The Sultan and his family and followers brought their faith with them from Oman. Although in 1964 the Sultan and the dominant Arab community were overthrown during a bloody uprising shortly after independence from Britain, Islam has remained the faith of almost all of the largely African local population: about 95%. Many of the Zanzibari women are far more heavily veiled than we have seen elsewhere in Africa, though many are also resplendent in brilliant scarlet and turquoise. Strangely enough, the leader of Zanzibar's revolution was a Ugandan, John Okello, who had been living in Pemba, the nearby island. During the revolt it is said that more than 17,000 Arabs and Indians were killed in one night (though some sources give a much lower figure).
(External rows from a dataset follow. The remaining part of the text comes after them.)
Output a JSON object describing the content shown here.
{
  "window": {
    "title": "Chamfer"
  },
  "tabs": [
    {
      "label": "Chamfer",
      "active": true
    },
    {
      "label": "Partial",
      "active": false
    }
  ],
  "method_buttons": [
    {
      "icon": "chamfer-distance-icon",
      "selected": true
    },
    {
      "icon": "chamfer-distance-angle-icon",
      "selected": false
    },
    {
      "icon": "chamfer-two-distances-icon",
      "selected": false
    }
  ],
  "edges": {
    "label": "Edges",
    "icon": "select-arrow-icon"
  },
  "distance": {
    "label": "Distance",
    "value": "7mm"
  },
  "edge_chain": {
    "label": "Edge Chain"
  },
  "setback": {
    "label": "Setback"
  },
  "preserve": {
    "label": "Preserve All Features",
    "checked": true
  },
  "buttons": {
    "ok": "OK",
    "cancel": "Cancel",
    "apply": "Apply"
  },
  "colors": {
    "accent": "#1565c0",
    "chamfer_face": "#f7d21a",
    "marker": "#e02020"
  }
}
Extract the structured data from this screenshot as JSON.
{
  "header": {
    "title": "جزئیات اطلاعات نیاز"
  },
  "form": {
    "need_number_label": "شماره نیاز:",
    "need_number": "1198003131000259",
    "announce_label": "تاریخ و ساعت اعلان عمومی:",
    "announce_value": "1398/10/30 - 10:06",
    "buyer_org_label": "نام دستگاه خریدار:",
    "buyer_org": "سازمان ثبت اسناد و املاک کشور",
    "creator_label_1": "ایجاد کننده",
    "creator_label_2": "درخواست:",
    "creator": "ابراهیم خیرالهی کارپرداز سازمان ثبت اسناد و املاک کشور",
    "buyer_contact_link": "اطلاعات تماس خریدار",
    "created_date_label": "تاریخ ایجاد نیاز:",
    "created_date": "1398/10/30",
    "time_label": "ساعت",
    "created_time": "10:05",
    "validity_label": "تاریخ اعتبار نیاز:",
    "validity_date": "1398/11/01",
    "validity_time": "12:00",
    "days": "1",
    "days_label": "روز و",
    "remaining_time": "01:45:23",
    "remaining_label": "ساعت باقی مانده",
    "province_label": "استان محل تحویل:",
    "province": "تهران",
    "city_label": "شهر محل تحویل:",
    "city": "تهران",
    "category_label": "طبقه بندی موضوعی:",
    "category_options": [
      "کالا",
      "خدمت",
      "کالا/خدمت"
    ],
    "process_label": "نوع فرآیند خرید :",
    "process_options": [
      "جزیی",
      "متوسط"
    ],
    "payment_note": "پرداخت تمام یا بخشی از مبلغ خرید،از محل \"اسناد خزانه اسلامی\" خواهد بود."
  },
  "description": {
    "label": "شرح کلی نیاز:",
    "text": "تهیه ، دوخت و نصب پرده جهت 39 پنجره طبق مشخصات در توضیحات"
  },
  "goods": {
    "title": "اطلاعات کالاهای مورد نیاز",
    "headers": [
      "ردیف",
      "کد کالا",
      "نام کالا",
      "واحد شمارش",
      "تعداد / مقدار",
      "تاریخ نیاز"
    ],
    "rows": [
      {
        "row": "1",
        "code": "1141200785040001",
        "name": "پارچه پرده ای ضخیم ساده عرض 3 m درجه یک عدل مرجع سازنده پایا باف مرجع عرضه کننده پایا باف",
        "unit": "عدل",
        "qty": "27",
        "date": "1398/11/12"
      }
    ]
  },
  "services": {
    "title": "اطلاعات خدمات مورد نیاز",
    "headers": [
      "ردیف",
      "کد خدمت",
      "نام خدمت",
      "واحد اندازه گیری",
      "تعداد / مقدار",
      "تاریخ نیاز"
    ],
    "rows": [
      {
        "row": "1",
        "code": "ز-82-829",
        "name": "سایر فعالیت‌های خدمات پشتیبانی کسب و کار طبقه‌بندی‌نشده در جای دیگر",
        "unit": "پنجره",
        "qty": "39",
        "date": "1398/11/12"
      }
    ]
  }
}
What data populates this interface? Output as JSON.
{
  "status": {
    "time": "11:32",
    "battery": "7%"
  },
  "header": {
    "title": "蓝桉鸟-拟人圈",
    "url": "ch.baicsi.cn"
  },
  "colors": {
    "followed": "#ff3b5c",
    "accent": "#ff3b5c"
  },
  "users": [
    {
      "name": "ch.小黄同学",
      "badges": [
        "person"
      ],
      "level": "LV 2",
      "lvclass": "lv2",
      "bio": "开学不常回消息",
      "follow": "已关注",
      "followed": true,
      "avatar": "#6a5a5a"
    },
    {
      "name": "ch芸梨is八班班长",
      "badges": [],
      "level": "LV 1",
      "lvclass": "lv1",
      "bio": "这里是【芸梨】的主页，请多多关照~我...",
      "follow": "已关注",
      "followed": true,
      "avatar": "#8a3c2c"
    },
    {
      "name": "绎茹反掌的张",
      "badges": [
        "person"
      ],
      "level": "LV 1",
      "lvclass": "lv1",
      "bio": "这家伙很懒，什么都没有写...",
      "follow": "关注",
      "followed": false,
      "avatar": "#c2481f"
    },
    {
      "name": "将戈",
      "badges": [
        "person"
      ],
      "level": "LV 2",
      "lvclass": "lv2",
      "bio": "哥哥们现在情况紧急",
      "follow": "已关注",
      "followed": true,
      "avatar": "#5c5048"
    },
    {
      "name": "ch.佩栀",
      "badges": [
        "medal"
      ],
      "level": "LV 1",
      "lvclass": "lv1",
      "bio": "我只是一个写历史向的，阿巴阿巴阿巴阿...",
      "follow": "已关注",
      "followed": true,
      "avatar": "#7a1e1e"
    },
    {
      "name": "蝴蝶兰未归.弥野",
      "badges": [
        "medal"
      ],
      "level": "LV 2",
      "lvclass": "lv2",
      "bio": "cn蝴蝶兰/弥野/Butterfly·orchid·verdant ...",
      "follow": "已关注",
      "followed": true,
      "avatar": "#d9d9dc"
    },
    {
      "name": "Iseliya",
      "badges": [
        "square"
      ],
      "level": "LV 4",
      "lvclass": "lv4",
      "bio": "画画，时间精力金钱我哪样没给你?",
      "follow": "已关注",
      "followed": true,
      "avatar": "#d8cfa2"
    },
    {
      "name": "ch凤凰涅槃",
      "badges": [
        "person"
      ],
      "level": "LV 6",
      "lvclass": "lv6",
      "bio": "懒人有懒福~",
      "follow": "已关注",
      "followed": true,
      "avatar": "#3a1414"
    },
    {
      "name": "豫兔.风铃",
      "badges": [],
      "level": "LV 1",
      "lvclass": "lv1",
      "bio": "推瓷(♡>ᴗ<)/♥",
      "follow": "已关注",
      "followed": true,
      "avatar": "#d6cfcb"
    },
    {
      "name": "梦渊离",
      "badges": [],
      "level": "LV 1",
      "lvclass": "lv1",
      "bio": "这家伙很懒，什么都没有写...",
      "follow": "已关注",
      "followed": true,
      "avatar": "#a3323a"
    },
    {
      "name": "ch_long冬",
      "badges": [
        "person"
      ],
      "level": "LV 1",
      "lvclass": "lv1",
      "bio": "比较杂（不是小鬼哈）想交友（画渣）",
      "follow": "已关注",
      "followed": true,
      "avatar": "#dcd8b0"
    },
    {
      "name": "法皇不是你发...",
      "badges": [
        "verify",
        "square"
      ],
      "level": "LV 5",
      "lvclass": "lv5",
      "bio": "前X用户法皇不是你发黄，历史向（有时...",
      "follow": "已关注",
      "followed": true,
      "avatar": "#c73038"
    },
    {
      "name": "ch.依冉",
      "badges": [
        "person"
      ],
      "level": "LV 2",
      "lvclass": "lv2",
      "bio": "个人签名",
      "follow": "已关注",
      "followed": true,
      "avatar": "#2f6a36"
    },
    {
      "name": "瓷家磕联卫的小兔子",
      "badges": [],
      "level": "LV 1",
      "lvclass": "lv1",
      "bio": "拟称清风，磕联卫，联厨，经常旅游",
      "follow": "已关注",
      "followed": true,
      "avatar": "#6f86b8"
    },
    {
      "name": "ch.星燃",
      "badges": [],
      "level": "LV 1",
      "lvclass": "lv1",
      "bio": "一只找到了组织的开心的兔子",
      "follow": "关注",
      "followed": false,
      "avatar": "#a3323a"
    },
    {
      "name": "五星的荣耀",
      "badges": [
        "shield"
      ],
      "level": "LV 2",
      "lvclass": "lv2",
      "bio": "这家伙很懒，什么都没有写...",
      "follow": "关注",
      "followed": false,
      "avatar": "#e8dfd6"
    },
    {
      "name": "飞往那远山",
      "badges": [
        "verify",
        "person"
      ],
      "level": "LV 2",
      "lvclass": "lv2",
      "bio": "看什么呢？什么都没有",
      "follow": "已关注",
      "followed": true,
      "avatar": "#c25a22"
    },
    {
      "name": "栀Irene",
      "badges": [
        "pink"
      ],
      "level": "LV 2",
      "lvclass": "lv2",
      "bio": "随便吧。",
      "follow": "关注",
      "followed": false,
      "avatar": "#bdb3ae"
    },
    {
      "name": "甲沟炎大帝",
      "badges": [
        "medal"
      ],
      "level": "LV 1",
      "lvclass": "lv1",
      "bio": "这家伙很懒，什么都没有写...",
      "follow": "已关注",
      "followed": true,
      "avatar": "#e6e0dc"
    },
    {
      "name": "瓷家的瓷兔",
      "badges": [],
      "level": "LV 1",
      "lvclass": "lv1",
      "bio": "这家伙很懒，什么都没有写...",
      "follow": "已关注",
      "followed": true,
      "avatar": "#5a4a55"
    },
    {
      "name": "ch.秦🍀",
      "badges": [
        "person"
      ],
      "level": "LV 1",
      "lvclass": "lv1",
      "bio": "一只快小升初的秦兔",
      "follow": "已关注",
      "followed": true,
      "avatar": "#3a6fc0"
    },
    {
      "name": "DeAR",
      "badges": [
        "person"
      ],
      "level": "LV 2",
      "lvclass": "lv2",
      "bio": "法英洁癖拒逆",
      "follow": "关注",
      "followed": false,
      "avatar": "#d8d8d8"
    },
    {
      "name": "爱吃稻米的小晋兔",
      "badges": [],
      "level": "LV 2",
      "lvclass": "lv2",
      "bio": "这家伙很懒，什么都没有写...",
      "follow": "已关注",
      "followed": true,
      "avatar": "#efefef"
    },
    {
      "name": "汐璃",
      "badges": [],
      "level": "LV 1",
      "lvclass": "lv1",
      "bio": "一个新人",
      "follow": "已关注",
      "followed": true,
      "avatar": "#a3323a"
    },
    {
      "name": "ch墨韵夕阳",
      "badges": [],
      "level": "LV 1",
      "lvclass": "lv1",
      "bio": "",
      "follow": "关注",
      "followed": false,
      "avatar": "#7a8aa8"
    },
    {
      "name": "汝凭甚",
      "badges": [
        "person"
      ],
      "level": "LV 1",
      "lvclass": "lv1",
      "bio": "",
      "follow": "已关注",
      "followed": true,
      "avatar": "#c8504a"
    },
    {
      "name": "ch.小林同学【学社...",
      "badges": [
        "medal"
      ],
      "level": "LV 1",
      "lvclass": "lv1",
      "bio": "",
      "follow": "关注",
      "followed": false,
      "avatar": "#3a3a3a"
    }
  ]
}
|Touches of intricate embroidery relieve|
the all-encompassing black of the over-dresses
|Bright scarves for the adults and bright dresses for the school girls.|
|Bright cotton kenzo, a wraparound garment for women|
|Kenzo celebrating independence, uhuru, from Britain, 1961.|
|And even one celebrating Christmas!|
|Terrace, looking out over the sea.|
|A corner of the Tembo Hotel.|
|Stairs with traditional coloured glass windows.|
The Sultan, like other wealthy Arabs of the time, had many concubines as well as wives. While in Zanzibar, I read a fascinating autobiography by Princess Salme, who was born in 1840, daughter of Sultan Said the Great by a Circassian (Russian) slave, one of his thirty-six concubines. Other concubines came from mainland Tanzania and elsewhere in southern and eastern Africa, including some from Abyssinia, modern Ethiopia. The children of these concubines were accepted as legitimate heirs, lived a comfortable privileged life like the one described by Salme, and, through their own children and grandchildren, added to the racial mix of Zanzibar. Lives changed irrevocably over just a generation or so. Salme herself eloped with a German who lived in the house next door to the Sultan’s palace, much to the fury of her brother, the Sultan Barschad, changing her life forever. Sadly widowed within three years, she remained stranded in cold colourless Europe, eventually writing her memoir to give her children some idea of their connections with her warm, exotic and much-loved native land.
|Ruins of the concubines' bath houses.|
The Last Slave Market by Alastair Hazell is a fascinating account of the slave trade across East Africa, its hub in Zanzibar and the way its tentacles spread right across Arabia. The book follows the efforts of Dr John Kirk in recording and bringing an end to the slave market in Zanzibar itself.